April 24, 2024
Keeping Millennials in Space
Laura and Barry Hamilton are designing their Launch Pad apartment complex and co-work space with Millennials in mind. The co-work space is scheduled to open this year.

Florida Space Industry

Keeping Millennials in Space

The industry needs young engineers — and Millennials like a certain lifestyle

Mike Vogel | 2/25/2019

Less than two years after buying a historic bank and hotel building in downtown Titusville, Colorado’s Laura and Barry Hamilton are turning the bank space into co-working offices and the hotel into 20 apartments, some of which will come furnished for engineers on short-term assignment. Patios will allow for working outside. The decor will feature space program collectibles and art. A coffee shop, yoga studio and brew pub are in walking distance.

“From the very get-go, we programmed all the design to target Millennials,” Laura Hamilton says.

Target market for the rehabbed space is the young people populating the workforce of young rocket-making companies such as Blue Origin and SpaceX. A recent PayScale survey found the median age at SpaceX to be 29. As that new generation of workers takes root, however, companies and economic developers along Florida’s Space Coast have worried that the region lacks the walkable neighborhoods preferred by the stereotypical Millennial. Mixed-use projects with ground-floor commercial and upstairs residential are scarce. The Hamiltons’ project is the first one, says Titusville redevelopment planner Tim Ford.

Barry Hamilton founded Red Canyon Software, an aerospace engineering and software company in Denver that has clients on the Space Coast. He and Laura, a designer and “estate sale junk ie,” also invest in real estate.
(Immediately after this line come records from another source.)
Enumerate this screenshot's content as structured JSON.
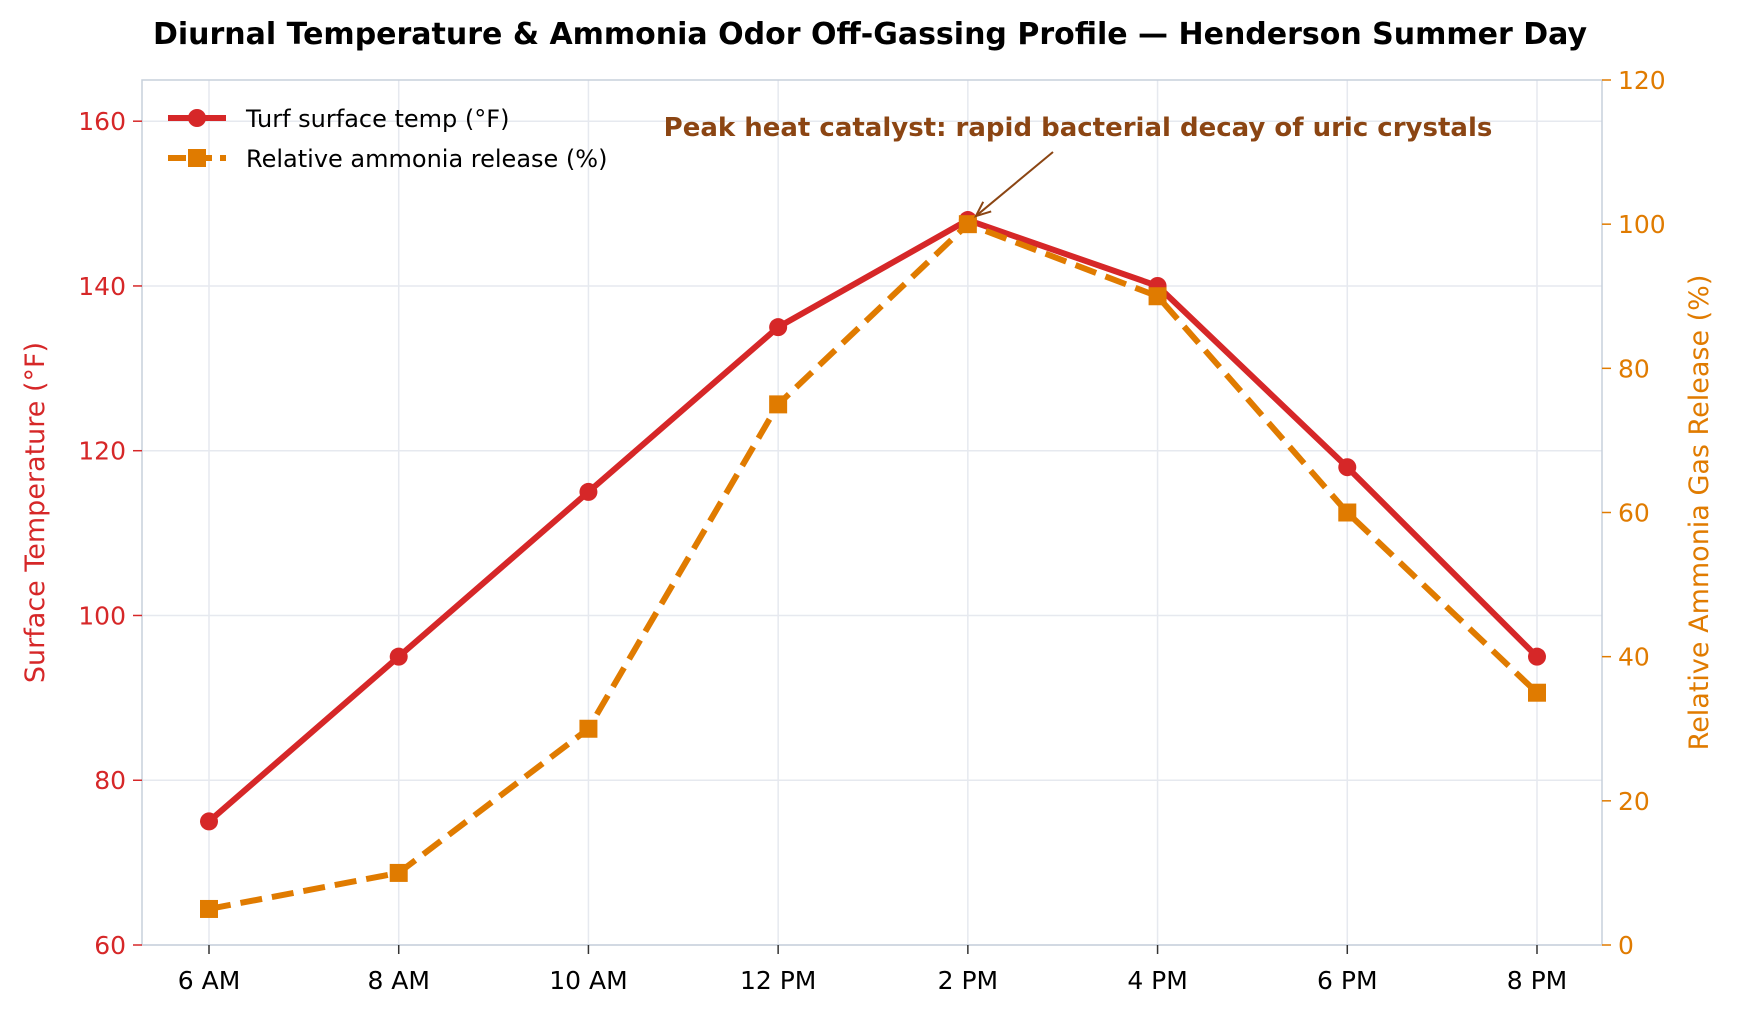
{
  "chart_data": {
    "type": "line",
    "title": "Diurnal Temperature & Ammonia Odor Off-Gassing Profile — Henderson Summer Day",
    "categories": [
      "6 AM",
      "8 AM",
      "10 AM",
      "12 PM",
      "2 PM",
      "4 PM",
      "6 PM",
      "8 PM"
    ],
    "ylabel_left": "Surface Temperature (°F)",
    "ylabel_right": "Relative Ammonia Gas Release (%)",
    "ylim_left": [
      60,
      165
    ],
    "ylim_right": [
      0,
      120
    ],
    "yticks_left": [
      60,
      80,
      100,
      120,
      140,
      160
    ],
    "yticks_right": [
      0,
      20,
      40,
      60,
      80,
      100,
      120
    ],
    "grid": true,
    "legend_position": "top-left",
    "series": [
      {
        "name": "Turf surface temp (°F)",
        "axis": "left",
        "color": "#d62728",
        "style": "solid",
        "marker": "circle",
        "values": [
          75,
          95,
          115,
          135,
          148,
          140,
          118,
          95
        ]
      },
      {
        "name": "Relative ammonia release (%)",
        "axis": "right",
        "color": "#e07b00",
        "style": "dashed",
        "marker": "square",
        "values": [
          5,
          10,
          30,
          75,
          100,
          90,
          60,
          35
        ]
      }
    ],
    "annotation": {
      "text": "Peak heat catalyst: rapid bacterial decay of uric crystals",
      "category": "2 PM",
      "value": 148,
      "color": "#8b4513"
    }
  }
}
On a visit to Titusville, the locals swept the married couple off their feet. From the city staff to then-Gov. Rick Scott, everyone, she says, was eager to help them. Laura talks of being welcomed into people’s homes and being invited on kayaking and boating outings. They bought a home for themselves to use when visiting and several others as investments.

“The small town of Titusville embraced us. We just fell in love with it,” she says, “We think Titusville is the next big thing.”
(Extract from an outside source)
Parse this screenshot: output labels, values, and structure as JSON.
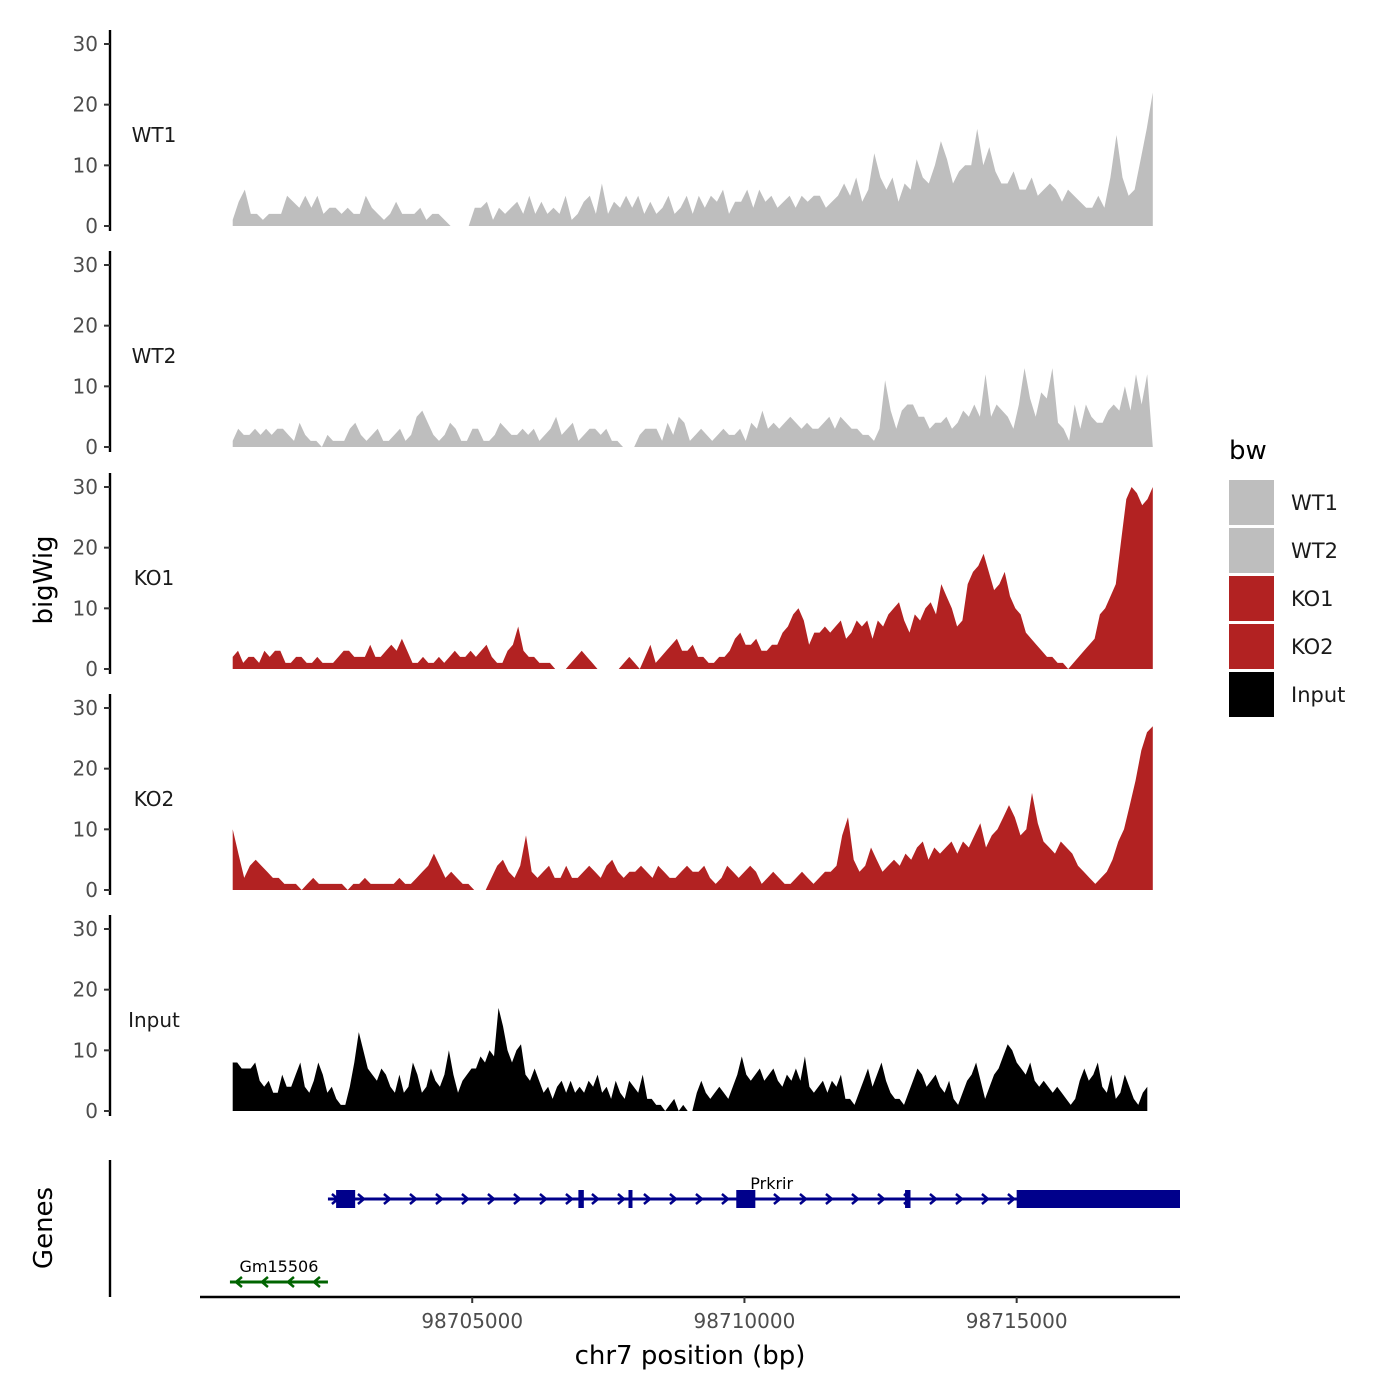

They also fell in love with the old Bank of Titusville building — built in Florida’s 1920s land boom — with its curved staircase and seven-foot high, 56-crystal Baccarat chandelier that once adorned an ambassador’s house in France.
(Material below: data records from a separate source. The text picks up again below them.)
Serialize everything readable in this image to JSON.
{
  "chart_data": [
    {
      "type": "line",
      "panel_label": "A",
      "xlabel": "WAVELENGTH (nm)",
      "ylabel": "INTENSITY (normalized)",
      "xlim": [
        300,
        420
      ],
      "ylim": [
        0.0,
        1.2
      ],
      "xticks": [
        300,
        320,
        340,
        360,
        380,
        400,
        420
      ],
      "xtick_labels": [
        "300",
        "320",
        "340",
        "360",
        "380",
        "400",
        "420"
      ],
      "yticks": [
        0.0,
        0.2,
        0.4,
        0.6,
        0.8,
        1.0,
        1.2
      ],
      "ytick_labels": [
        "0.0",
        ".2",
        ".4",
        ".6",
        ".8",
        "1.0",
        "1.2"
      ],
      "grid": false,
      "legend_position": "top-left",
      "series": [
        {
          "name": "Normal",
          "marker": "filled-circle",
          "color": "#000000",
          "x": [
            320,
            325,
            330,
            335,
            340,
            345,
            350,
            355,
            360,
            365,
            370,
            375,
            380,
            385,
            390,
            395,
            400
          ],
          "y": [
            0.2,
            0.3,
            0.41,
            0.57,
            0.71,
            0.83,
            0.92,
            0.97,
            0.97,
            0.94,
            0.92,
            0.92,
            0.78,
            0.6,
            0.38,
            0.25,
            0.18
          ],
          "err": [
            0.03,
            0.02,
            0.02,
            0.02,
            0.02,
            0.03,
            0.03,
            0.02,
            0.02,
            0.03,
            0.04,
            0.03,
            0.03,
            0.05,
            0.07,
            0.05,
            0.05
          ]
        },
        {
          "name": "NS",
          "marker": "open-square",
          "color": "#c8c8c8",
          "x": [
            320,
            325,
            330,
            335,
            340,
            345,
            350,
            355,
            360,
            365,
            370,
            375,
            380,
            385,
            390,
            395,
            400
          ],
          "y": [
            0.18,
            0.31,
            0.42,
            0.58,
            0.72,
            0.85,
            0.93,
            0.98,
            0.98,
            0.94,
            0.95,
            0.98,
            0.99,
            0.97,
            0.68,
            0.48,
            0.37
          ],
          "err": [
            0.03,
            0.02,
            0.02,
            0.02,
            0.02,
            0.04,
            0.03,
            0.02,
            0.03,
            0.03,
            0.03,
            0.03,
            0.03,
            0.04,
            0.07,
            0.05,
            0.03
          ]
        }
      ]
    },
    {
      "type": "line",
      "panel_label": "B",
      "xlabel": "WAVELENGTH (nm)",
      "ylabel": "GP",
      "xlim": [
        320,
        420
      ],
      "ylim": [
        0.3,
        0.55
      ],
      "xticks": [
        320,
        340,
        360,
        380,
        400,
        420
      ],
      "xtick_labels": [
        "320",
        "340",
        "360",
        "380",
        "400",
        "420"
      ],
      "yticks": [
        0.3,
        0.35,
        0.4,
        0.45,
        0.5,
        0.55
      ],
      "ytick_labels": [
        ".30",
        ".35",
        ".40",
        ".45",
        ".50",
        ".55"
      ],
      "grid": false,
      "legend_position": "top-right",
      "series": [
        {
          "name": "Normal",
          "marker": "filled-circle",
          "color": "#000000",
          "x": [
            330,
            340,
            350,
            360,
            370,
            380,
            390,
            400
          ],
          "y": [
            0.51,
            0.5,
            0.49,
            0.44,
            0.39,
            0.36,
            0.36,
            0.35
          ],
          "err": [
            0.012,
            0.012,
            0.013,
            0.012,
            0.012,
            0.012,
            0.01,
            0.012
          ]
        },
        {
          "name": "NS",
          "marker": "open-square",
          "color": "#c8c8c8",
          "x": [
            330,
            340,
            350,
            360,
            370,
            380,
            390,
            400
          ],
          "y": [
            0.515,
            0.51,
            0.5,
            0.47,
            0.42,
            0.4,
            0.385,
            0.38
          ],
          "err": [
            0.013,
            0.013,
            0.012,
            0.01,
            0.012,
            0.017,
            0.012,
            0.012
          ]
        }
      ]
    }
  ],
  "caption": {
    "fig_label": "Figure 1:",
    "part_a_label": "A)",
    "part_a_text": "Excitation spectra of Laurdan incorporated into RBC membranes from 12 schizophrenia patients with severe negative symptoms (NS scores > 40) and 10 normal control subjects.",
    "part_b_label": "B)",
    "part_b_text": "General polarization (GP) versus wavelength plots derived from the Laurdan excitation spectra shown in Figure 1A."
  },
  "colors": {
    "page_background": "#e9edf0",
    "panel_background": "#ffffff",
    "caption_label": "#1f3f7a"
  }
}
The adjoining old Walker hotel and apartment building, listed on on the National Register of Historic Places, drew them, too. The building had ongoing retail on the ground floor and rain damage, termites, broken windows and “incredible amounts of decay and smells” upstairs, Laura Hamilton says.

The Hamiltons hope to have the coworking space in the bank open this year, with the apartments available in early 2020. The co-working space will have beer on tap and wine in the refrigerator for members and, she hopes, a community of like-minded people who share the Red Canyon vision of “exploring other planets and improving our own.”

The Hamiltons are calling the apartments Launch Pads and the co-working space and overall project Launch Now, a brand they want to spread across the country. In Titusville, they’ve applied for grants to improve the street-scape around their project and are involved in a fundraising campaign to repair and restore an old town clock.

“I love nothing more than bringing beautiful old buildings back to life,” Laura Hamilton says. “Florida has rolled out the red carpet for us. I am so impressed on every single level with how Florida works and how they’re open to business.”